REPUBLIC.....................................................RESPONDENT

(Appeal against the conviction and sentence in Machakos Chief Magistrates Court Criminal Case No. 1394 of 2012 delivered on 28th March, 2013 by Hon. M. W. Murage (CM))

JUDGEMENT

1. The Appellant was charged with attempted rape contrary to section 4 of the Sexual Offences Act No. 3 of 2006 and an alternative charge of committing indecent act with an adult contrary to section 11 (1) of the Sexual Offences Act No. 3 of 2006. He faced a second count of assault causing actual bodily harm contrary to section 251 of the Penal Code.

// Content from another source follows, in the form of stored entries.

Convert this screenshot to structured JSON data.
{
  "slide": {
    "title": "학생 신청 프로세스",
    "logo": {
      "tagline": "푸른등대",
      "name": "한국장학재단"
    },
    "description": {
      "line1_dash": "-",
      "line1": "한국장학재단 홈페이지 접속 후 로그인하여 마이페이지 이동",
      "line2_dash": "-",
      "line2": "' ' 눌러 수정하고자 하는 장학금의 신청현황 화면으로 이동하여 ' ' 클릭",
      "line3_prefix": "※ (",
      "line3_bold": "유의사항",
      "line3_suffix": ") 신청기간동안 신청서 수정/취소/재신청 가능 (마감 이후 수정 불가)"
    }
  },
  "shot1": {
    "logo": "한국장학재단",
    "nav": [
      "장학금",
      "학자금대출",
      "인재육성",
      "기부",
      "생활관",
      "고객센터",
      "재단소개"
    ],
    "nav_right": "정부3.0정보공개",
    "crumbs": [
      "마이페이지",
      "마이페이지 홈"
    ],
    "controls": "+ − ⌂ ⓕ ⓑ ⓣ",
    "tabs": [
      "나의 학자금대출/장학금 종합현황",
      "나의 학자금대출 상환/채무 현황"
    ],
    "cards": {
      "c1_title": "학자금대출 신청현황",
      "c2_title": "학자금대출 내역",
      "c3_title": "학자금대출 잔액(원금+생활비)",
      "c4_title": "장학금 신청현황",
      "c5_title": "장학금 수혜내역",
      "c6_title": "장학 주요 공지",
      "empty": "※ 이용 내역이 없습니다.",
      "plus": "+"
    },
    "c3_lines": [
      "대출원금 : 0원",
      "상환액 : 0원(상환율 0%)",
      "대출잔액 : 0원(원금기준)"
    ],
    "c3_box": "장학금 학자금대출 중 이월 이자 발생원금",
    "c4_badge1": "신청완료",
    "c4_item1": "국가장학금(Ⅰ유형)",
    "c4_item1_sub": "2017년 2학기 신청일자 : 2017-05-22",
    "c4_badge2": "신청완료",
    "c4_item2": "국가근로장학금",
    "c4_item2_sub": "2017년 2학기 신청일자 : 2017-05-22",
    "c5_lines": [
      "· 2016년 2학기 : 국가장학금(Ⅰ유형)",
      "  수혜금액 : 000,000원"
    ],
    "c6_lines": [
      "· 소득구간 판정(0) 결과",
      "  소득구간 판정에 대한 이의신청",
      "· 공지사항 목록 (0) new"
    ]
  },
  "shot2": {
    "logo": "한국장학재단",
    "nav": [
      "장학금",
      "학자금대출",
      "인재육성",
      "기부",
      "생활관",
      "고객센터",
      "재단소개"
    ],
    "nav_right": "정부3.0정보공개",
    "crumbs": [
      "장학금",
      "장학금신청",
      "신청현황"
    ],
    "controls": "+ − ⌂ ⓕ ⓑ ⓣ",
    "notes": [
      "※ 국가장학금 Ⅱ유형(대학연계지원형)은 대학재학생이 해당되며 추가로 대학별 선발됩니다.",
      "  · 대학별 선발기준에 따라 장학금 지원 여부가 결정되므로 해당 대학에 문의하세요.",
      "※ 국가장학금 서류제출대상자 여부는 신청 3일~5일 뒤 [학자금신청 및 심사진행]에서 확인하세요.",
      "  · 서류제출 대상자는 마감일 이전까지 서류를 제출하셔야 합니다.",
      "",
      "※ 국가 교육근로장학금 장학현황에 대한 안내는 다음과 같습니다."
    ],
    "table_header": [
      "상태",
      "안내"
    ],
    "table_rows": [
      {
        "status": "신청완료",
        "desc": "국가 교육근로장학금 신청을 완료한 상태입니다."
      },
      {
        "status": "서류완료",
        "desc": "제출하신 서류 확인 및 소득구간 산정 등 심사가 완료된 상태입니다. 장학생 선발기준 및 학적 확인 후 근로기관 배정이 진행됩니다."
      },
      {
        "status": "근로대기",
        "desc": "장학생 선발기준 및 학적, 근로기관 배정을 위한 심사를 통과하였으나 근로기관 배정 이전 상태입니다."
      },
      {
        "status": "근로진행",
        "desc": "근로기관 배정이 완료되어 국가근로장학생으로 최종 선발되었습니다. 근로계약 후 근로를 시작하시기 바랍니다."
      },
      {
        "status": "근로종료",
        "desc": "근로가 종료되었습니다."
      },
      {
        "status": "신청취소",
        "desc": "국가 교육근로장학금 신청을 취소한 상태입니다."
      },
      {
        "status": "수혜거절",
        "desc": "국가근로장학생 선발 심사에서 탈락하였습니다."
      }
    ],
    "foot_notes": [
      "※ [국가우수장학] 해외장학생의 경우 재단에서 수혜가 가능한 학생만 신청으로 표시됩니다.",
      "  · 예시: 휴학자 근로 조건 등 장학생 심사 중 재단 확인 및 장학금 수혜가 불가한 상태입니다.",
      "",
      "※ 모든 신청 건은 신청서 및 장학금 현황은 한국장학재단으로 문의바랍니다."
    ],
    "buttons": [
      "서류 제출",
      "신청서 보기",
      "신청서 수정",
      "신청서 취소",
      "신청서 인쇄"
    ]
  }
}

2. Facts were that on 30th April, 2010 J M M alighted from a matatu at Iyuuni at around 7. 30 pm. He lifted charcoal and the Appellant helped her with one paper bag. They walked for a while then the Appellant gave her the paper bag and held her as she lifted it up. She dropped the charcoal and struggled with the Appellant as she screamed. The Appellant threatened to rape and kill her. He tore her skirt and blouse then removed her pant and beat her on the face. She stated that the Appellant was drunk. Her cousin M came and called the Appellant by the name Kamau and asked him why he did so and the Appellant ran away. She and M reported to Catherine Musyoka (PW4) who is the Assistant Chief. She accompanied them to the scene where they recovered shoes. They heard the Appellant who had fallen in a ditch screaming as he had sustained a fracture. He was arrested and handed over to the police then taken to Machakos Hospital. Dr. Emmanuel Leiposo of Machakos Level 5 Hospital stated that PW1 was in a fair general condition and had marks on the face, frictions on neck and bruises. R M M (PW3) stated that he heard screams and went out together with his brother M. He saw a sack and heard more screams in a bush. He shouted inquiring as to who was there and PW1 responded saying “Mama M”. Someone then sprung and took on his heels. They then assisted PW1 whose skirt and blouse were torn. He then heard a man screaming asking for help. When he approached him, he found the Appellant. On cross examination, PW3 stated that he saw the Appellant where PW1 was. PW4 stated that PW1 reported the incident to her. On their way to the scene, they heard the Appellant scream. He was assisted and handed over to the police. She stated that PW1 had scratches and marks on her face and her skirt and blouse were torn. PC Gua Otieno (PW5) received the report from PW1 who informed to her that she had alighted and was heading home when the Appellant turned against her and attempted to rape her. That the Appellant fell into a ditch as he ran away and broke his leg. She issued her with a p3 form and the Appellant was later charged. She produced the blouse and skirt as P. Exhibit 1 and 2. Corporal Elijah Chepchieng (PW6) stated that he was at Katua AP post when PW4 came with the Appellant with a report that he had attempted to rape PW1. He took the Appellant to Machakos Police Station where he was charged.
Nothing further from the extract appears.